Earlier in the week I mentioned drought at Mesa Verde. Now that we’re back and I’ve had time to collect my thoughts and do more research, there’s a bit more to say.
This is my best attempt (sorry, I’m not much of a photographer) to capture the piñon dieoff that we saw. This picture is overlooking Spruce Tree House (you can see a bit of the cliff dwelling in the shadoes on the right).
The dead trees are a function of drought. Bark beetles do the killing, but they prey on stressed trees, which don’t have enough sap to repel them. All over Mesa Verde, fire has been widespread over the last five years, which is also a function of drought. What forest hadn’t burned was dotted with dead trees. This might sound depressing – and might explain the fact that there seemed to be far fewer visitors this year than we remembered in years past. But to me, as a student of drought phenomena, it was fascinating.
Here are some numbers for Mesa Verde:
Average annual precip, 1948 – present: 17.81 inches
Average annual precip, 1991-1998 (the years we became accustomed to things there): 20.3 inches
Average annuual precip, 1999-2003: 13.35 
In other words, precip at Mesa Verde over the last five years is just 75 percent of average, and just 66 percent of what we’d come to expect as normal based on the years we’ve been going there. This is beyond merely the odd stochastic dry year. This is cumulative, five straight dry years.

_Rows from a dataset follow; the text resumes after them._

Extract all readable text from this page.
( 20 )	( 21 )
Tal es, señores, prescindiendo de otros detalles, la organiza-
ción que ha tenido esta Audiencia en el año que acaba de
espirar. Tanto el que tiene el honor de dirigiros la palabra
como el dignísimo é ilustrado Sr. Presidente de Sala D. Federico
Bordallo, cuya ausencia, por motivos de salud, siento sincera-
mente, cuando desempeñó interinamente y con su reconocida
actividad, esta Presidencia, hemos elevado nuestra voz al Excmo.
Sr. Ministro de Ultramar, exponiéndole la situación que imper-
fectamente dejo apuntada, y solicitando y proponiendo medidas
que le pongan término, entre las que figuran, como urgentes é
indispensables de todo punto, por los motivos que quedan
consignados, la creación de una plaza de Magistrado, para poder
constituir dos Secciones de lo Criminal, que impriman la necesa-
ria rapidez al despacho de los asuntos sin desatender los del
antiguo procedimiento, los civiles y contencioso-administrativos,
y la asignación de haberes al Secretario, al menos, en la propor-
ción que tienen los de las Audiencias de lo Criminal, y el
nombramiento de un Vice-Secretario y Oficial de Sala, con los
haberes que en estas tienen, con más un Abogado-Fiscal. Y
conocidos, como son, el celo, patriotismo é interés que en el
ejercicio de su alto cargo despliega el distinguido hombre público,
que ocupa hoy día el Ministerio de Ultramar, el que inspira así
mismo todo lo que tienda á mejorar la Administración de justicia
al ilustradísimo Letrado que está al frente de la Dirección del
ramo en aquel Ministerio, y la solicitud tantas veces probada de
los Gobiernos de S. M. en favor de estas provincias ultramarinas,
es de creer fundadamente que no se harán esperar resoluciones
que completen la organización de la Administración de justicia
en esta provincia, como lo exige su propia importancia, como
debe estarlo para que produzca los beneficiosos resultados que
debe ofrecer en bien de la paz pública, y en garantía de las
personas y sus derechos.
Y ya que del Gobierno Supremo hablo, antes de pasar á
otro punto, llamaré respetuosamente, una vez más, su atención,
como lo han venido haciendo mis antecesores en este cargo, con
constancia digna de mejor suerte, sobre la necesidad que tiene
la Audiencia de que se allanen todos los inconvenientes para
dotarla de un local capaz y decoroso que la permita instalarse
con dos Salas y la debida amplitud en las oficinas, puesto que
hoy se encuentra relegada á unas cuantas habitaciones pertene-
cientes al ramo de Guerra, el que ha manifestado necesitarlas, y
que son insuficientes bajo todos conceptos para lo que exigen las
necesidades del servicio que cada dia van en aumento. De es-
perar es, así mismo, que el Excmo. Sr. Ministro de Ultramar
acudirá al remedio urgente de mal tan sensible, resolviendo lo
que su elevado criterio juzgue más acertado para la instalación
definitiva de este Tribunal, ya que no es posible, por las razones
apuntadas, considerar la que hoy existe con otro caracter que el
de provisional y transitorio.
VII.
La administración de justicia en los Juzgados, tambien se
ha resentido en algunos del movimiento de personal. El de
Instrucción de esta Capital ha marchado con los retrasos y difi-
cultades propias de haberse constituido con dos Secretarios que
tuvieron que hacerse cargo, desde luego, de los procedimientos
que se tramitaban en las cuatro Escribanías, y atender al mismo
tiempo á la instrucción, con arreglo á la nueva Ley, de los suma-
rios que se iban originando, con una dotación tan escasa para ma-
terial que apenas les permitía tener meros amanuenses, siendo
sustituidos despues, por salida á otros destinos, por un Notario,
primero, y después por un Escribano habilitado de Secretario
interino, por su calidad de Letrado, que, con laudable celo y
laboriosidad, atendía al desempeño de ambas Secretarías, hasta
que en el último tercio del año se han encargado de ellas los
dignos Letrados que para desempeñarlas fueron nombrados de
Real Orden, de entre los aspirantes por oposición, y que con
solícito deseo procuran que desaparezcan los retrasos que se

Given my traditional definition of drought as being “less rain than you’ve come to expect,” or, more precisely for people actually impacted by the drought rather than those like me who just watch it, “less rain than you’ve come to rely on,” you can see why Mesa Verde looks and acts pretty damn dry to us right now.
 Thanks once again to the fine folks at the Western Regional Climate Center for their amazing work making data sets available to the public.